Пленный был не типичный, бумаг у него, как у молодого румынского локотемента – лейтенанта, невесть для чего берегущего все свое барахло. У немцев бумаг при себе обычно бывает куда меньше. Эта нетипичность оставляла надежду на то, что пленного можно разговорить.

– Ефрейтор Ёшке? – спросил он, раскрыв солдатскую книжку. И разворошил на столе стопку семейных фотографий. – Судя по снимкам, вы вроде бы не из богатых. Чем вам так уж люб ваш фашизм?

Пленный не ответил, лишь шевельнулся на табурете, передернул связанными руками.

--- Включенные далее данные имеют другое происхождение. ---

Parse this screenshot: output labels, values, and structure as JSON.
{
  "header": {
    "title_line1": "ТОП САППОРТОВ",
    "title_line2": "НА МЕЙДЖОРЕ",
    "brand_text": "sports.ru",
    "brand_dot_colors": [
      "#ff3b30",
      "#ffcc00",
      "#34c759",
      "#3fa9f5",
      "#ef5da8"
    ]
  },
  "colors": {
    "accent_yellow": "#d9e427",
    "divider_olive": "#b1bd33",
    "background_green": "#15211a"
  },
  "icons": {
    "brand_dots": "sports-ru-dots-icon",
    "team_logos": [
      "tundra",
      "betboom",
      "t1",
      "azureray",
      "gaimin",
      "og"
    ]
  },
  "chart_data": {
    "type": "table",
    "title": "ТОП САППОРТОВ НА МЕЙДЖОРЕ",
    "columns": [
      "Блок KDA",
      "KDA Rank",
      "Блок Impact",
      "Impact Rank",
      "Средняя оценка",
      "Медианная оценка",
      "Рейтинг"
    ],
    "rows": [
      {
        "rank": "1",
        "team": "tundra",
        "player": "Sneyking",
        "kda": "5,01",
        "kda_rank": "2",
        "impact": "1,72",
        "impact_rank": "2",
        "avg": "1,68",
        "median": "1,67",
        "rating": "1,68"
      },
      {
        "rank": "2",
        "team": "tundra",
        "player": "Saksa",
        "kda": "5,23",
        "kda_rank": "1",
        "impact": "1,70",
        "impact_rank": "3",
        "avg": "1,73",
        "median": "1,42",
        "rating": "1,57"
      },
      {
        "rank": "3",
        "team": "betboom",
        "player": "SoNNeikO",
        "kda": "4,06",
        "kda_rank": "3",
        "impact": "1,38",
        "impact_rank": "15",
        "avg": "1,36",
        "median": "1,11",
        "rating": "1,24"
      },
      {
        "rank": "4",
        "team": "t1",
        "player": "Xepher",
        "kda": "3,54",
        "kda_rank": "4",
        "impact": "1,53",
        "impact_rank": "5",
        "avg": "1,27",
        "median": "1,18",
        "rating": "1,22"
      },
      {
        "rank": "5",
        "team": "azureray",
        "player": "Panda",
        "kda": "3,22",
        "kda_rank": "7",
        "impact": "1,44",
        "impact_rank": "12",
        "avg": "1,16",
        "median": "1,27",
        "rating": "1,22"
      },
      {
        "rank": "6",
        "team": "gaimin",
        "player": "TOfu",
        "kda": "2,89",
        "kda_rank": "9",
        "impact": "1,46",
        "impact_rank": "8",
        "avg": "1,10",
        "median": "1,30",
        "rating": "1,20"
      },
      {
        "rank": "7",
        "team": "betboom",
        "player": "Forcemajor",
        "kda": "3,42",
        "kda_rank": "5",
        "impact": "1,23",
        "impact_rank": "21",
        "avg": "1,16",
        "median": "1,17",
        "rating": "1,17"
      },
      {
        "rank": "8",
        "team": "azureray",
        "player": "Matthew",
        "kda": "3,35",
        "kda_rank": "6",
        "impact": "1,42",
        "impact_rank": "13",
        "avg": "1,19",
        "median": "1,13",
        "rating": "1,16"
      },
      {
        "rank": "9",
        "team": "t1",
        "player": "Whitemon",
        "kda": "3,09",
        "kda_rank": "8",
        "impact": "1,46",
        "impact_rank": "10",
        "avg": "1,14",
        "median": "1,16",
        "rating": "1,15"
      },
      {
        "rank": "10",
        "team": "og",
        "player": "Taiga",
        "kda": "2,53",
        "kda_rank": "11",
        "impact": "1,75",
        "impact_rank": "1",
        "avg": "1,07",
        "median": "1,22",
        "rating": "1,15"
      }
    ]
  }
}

– Я могу вас развязать. Но вы сами понимаете, если будете неправильно себя вести… – Преловский показал глазами на конвоира. Прием был не нов, но для начала годился. И теперь Преловский рассчитывал с помощью этого наивного приема понять пленного: дорожит он жизнью или фанатически рвется умереть?

– Развяжите, – сказал пленный.

Голос был злой, но Преловский все же кивнул конвоиру. Тот подошел к пленному сзади, одним резким движением сбросил веревку с его рук и отступил. Пленный сидел недвижно, медленно потирал запястья рук и вроде бы думал о чем-то. Преловский не торопил вопросами, знал: если пленный задумался, значит, есть надежда на контакт с ним.

– Фашизм – это у Муссолини.

– Что?

– Вы спросили.

– Да, спросил, – спохватился Преловский. Он уж и забыл свой прощупывающий вопрос. Но немец есть немец, и тут педантичен. – Я спросил, почему вам, вроде бы не богатому человеку, так уж люб фашизм?

– У нас, в Германии, национал-социализм.

– Что же такое, по-вашему, национал-социализм?

– Вам этого не понять.

– Я попробую.

Пленный хмыкнул и отвернулся, уставился в темный угол, но тут же заговорил отрывисто и назидательно:

– Волкам и козам вместе не жить. Для одних стая, для других – стадо. Так и нации. Одинаковых на бывает. Одним бог дал повелевать, другим – исполнять повеления. Каждый человек хорош на своем месте, Порядок будет лишь тогда, когда каждый будет заниматься своим делом. Немцы, народ самой высокой организованности, призван навести на земле порядок. Поняли?

– Более менее, – сказал Преловский, растерявшийся от такого лобового национал-эгоизма. – Значит, война – это наведение порядка? Нечто вроде генеральной уборки?

– Совершенно верно. Сегодня фюрер взял на себя задачу спасти мир от коммунизма. За это мы, немцы, проливаем свою кровь. Но народы мира, за которые мы деремся, должны оплатить немецкую кровь плодами своих трудов. Мы их возьмем, поделим поровну между всеми немцами. Это и есть национал-социализм.

– Значит, сегодня эта задача. А завтра от кого фюрер захочет спасти мир? Это же вечная война. Хватит ли немцев на вечную войну?

Пленный оторвал, наконец, глаза от видений в темном углу, перевел взгляд на лампочку, заморгал. Похоже, вопрос его озадачил.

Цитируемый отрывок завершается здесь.